Дневник ЛюшиНа следующий день, после сна и до приема посетителей, отец потребовал меня к себе. Меня извлекли из конюшни, где я чистила скребком Голубку, наскоро переодели, протерли мокрой губкой, как могли причесали волосы, выбрав из них труху и солому, и доставили в библиотеку. Отец в бордовом бархатном пиджаке и полосатых брюках сидел в кресле и читал свежеполученный из Петербурга аграрный журнал.
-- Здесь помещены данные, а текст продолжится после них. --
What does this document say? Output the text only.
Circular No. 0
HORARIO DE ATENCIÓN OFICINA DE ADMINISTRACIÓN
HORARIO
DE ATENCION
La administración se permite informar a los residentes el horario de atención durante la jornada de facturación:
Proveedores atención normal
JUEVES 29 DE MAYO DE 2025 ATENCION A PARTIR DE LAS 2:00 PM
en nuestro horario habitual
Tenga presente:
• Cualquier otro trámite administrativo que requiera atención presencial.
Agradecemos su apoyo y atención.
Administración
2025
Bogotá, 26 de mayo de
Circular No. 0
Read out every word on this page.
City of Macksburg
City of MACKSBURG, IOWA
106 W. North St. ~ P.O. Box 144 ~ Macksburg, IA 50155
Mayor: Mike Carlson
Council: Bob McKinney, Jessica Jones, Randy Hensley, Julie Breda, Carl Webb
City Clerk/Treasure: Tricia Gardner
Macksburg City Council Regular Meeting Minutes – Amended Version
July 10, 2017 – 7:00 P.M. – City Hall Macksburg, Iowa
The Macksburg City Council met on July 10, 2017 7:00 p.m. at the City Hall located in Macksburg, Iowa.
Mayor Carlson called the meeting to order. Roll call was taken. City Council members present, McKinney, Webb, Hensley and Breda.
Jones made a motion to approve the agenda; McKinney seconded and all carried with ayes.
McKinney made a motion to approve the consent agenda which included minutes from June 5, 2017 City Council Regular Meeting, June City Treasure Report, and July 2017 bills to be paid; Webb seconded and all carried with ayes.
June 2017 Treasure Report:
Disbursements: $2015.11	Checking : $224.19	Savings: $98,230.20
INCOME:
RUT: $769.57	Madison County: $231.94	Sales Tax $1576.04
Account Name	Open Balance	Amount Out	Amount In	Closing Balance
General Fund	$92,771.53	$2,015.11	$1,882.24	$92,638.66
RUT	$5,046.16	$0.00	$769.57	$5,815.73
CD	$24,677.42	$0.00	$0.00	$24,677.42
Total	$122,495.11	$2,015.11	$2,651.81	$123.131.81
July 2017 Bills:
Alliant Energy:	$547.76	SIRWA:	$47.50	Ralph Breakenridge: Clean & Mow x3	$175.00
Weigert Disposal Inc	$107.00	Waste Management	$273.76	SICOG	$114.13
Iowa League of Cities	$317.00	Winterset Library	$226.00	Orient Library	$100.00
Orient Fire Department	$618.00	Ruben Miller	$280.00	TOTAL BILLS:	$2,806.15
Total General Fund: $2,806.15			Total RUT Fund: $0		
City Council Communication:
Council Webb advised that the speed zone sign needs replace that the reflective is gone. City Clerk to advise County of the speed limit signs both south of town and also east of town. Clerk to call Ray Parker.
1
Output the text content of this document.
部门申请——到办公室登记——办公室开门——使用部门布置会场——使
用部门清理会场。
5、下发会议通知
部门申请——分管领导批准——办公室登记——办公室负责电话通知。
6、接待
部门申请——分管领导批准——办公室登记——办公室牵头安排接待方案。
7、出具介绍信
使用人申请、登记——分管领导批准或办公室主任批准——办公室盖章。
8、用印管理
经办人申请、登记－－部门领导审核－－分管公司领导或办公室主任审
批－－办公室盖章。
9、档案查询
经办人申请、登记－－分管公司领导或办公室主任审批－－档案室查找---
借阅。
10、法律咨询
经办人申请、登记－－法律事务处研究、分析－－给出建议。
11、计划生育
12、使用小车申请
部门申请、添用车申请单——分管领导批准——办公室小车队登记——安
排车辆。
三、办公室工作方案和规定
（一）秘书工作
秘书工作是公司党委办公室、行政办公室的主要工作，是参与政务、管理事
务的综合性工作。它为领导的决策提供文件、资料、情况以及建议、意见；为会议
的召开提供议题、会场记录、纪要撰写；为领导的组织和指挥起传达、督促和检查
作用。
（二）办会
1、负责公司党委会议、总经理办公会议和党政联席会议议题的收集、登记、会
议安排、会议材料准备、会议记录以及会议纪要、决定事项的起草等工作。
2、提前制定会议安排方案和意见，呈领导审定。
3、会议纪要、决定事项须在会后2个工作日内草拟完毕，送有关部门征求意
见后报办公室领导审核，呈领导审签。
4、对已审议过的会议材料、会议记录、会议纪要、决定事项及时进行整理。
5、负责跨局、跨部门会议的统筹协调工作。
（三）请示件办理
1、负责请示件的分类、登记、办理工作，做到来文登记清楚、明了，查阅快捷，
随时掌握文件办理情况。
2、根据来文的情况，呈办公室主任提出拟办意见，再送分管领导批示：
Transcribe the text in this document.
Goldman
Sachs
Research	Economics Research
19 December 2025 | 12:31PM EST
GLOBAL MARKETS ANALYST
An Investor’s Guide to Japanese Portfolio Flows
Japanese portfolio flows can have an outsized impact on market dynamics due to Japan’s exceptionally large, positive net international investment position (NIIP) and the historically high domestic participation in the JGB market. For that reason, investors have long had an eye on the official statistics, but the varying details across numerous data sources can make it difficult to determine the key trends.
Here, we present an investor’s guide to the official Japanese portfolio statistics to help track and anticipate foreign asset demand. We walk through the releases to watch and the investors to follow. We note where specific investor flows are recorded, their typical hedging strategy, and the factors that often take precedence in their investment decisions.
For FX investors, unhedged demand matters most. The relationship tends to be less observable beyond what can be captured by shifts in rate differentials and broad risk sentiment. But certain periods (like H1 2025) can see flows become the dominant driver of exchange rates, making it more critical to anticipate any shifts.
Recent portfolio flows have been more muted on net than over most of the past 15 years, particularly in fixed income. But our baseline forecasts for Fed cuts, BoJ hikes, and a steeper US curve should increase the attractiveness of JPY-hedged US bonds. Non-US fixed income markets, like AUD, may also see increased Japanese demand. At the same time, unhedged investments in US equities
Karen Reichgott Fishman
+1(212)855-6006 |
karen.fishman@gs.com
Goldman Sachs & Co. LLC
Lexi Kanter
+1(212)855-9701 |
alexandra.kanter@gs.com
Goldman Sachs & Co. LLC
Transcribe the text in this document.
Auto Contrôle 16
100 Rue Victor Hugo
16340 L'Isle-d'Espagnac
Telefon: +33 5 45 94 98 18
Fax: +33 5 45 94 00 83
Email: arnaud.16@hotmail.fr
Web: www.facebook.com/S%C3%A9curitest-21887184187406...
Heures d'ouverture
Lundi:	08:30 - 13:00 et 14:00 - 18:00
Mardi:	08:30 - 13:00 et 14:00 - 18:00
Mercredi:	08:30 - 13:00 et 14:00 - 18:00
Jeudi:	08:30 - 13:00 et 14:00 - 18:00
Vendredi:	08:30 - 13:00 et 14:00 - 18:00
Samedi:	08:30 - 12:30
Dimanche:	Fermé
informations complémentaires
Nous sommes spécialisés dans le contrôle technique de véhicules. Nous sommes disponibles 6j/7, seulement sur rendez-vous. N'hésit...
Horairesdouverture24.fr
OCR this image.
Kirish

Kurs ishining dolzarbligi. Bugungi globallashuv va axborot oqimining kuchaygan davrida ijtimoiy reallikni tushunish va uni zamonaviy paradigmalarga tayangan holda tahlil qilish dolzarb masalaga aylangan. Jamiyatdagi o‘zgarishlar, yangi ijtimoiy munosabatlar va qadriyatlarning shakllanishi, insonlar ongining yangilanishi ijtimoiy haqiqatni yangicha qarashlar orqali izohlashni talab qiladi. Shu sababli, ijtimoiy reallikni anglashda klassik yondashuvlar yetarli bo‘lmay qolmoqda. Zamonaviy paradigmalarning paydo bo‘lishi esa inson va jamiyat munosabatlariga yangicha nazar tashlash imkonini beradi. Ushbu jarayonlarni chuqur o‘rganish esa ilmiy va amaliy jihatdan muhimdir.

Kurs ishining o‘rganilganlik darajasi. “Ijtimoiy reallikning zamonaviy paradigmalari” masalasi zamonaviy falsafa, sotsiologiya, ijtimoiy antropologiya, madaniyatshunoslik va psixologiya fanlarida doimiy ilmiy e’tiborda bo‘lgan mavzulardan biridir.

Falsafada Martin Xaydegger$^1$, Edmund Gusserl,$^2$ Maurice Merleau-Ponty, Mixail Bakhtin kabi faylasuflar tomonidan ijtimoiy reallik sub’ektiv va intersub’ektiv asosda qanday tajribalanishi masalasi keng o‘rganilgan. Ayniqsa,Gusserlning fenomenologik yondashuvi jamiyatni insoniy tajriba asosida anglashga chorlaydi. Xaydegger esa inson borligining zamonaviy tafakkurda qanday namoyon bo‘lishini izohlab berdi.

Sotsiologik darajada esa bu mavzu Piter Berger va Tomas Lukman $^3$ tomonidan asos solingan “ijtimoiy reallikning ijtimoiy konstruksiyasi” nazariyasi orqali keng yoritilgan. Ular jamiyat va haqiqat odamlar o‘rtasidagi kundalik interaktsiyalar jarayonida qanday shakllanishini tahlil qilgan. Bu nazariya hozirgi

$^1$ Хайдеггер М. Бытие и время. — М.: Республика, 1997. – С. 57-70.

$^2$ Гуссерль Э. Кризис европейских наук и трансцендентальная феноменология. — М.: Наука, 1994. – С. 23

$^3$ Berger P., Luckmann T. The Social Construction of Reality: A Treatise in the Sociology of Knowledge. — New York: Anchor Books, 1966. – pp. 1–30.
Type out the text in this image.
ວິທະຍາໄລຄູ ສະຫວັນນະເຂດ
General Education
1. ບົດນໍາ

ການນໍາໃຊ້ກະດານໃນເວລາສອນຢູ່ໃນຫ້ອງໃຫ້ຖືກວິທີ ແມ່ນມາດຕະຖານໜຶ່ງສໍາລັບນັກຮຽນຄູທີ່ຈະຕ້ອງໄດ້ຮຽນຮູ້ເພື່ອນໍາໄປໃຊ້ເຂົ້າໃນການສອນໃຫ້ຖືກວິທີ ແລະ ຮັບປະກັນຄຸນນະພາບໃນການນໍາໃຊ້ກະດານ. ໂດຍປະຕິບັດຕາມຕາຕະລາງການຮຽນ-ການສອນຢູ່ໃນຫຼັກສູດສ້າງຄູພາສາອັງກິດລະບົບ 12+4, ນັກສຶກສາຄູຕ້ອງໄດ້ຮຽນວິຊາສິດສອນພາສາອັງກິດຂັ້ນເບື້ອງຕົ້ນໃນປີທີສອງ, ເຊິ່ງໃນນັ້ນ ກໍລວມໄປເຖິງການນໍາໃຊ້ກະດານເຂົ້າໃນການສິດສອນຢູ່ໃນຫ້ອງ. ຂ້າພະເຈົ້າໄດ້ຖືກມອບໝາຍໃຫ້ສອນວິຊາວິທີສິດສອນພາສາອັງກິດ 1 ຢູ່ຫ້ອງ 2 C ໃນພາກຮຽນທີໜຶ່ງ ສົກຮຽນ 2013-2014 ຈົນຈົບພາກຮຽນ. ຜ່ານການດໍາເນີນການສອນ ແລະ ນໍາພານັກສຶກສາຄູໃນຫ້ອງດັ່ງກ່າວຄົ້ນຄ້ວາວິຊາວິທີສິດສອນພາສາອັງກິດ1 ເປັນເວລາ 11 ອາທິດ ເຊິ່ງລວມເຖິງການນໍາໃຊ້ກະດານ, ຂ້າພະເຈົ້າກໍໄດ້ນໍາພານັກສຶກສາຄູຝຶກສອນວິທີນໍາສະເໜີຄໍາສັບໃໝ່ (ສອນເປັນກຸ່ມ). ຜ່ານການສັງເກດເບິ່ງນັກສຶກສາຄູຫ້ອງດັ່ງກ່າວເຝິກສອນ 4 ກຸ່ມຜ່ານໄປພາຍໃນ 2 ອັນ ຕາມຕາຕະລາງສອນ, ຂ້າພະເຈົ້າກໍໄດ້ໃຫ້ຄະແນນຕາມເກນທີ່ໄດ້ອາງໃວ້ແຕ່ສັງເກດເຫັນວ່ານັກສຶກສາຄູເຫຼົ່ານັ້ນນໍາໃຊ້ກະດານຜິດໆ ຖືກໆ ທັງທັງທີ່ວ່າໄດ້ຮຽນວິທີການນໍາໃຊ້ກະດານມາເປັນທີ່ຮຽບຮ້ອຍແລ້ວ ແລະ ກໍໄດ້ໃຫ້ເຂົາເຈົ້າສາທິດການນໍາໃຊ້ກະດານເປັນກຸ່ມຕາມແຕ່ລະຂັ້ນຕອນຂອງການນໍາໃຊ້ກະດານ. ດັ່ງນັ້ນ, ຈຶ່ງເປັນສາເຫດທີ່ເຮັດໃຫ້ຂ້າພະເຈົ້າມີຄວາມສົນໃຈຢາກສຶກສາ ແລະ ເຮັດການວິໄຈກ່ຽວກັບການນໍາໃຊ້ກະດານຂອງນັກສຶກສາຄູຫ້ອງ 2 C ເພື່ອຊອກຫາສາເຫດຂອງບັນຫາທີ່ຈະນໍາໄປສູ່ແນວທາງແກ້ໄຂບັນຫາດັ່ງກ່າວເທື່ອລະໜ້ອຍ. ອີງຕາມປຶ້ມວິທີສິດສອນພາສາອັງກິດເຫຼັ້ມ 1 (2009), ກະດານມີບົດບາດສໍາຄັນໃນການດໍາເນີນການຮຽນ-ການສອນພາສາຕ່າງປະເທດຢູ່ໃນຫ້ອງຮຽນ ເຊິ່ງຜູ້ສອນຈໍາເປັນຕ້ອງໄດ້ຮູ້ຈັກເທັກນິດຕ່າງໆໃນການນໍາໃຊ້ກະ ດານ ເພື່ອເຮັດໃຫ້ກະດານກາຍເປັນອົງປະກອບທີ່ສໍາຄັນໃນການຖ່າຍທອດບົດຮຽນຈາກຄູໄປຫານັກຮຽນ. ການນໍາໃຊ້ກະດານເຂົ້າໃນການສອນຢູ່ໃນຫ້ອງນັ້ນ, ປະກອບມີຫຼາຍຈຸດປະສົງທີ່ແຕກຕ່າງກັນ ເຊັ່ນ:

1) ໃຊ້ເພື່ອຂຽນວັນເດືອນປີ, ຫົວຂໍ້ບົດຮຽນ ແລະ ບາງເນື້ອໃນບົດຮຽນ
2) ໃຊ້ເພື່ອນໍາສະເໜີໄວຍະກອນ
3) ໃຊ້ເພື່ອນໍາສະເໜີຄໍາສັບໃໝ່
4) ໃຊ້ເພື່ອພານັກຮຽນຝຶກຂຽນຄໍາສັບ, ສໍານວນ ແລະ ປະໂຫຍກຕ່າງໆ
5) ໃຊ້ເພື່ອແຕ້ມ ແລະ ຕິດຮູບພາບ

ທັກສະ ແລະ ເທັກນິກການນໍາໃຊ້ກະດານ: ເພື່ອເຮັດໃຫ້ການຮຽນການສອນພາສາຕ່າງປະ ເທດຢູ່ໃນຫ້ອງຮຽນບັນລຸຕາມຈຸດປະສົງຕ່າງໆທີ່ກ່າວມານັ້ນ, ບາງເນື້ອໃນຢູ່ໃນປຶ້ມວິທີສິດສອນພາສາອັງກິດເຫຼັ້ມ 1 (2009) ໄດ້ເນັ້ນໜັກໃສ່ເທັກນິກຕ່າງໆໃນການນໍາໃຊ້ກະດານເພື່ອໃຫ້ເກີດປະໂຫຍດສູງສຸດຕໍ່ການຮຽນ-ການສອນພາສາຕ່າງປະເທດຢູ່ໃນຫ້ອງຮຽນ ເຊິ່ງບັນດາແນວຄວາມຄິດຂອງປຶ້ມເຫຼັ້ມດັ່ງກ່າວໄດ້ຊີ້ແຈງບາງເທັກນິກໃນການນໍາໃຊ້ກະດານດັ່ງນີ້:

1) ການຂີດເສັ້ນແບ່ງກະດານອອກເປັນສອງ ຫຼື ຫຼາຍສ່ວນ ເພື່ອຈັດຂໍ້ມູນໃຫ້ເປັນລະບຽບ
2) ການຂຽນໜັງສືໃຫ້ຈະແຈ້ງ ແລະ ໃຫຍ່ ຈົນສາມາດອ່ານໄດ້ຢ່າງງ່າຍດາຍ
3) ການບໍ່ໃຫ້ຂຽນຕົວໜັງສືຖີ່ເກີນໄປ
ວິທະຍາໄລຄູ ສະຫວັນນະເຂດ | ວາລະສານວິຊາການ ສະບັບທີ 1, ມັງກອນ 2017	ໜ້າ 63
Я предвкушала занятия грамматикой или, если повезет, географией (хотя грамматикой отец со мной обычно занимался по вечерам, а географией – в кабинете, где стоял большой глобус).
– Ты собираешь сведения о прошлом нашей семьи у прислуги и, наверное, еще у своих крестьянских друзей, – сказал отец, и я увидела, что он порядочно сердит. – Хорошо, что не у псов и лошадей. Отчего бы тебе не спросить меня?
Я молчала. Что я могла сказать? Ведь я пыталась у него спросить… Интересно, он помнит, что мне ответил? К этому времени я уже знаю, что люди легко забывают то, чего не хотят помнить.
– Пойдем! – Отец поднялся из кресла и двинулся куда-то в глубь своих покоев. – Постарайся вести себя хоть сколько-нибудь по-человечески.
Я уже поняла, что занятий сегодня не будет, и пошла за ним. Мне стало интересно, в кончиках пальцев и за ушами покалывало предчувствие.
Фигурный ключ повернулся в замке (я сразу прикинула, сумеет ли Ваня изготовить такой, если добыть слепок. Получалось – сумеет). Совершенно незнакомая мне просторная комната была залита светом. Драпировки раздвинуты, словно ждали моего прихода. Стены обиты чинсом в больших цветах, такая же обивка – на диванчиках, мягких креслах и стульях. Матерчатая перегородка, за которой (я тут же заглянула туда) располагалась спальня, создавала уют. На полу бархатный ковер. Над широкой кроватью – ковер шелковый. Особенно поразил мое воображение туалетный стол («Работы Гамбса», – сказал отец, заметив мое к нему внимание. Но я не знала, что это значит, и не обратила внимания на его слова). Я пошла к нему, медленно, сопротивляясь, как будто меня тащили на веревочке. И увидела странно удовлетворенную улыбку отца: ну а я что говорил? Столик сам по себе был целым государством: с зеркалом в изогнутой раме и десятками всяких ящиков и ящичков для драгоценностей и косметики. Я по очереди выдвигала эти ящички (отец не пытался меня остановить), и – о чудо! – каждый из них был полон. Блеск и запах. Живые и теплые. Замершая нежность пуховок. Как будто хозяйка всего этого богатства выбежала на минутку. Сейчас вернется. У меня задрожали губы, руки и колени.
– Где?! – воскликнула я.
Отец неожиданно грациозным, выверенным, почти неуловимым движением отдернул какую-то занавеску. Я увидела ростовой портрет женщины, глядящей вполоборота. На ней платье из дорогой парчи с пышной юбкой, тщательно прописанная газовая шаль на смуглых плечах, много украшений и маленькие атласные туфельки. Ярче украшений сияют агатовые глаза. Маленькая рука с огромным перстнем направлена к зрителю, губы полуоткрыты, женщина как будто что-то говорит, готовясь сама рассмеяться сказанному.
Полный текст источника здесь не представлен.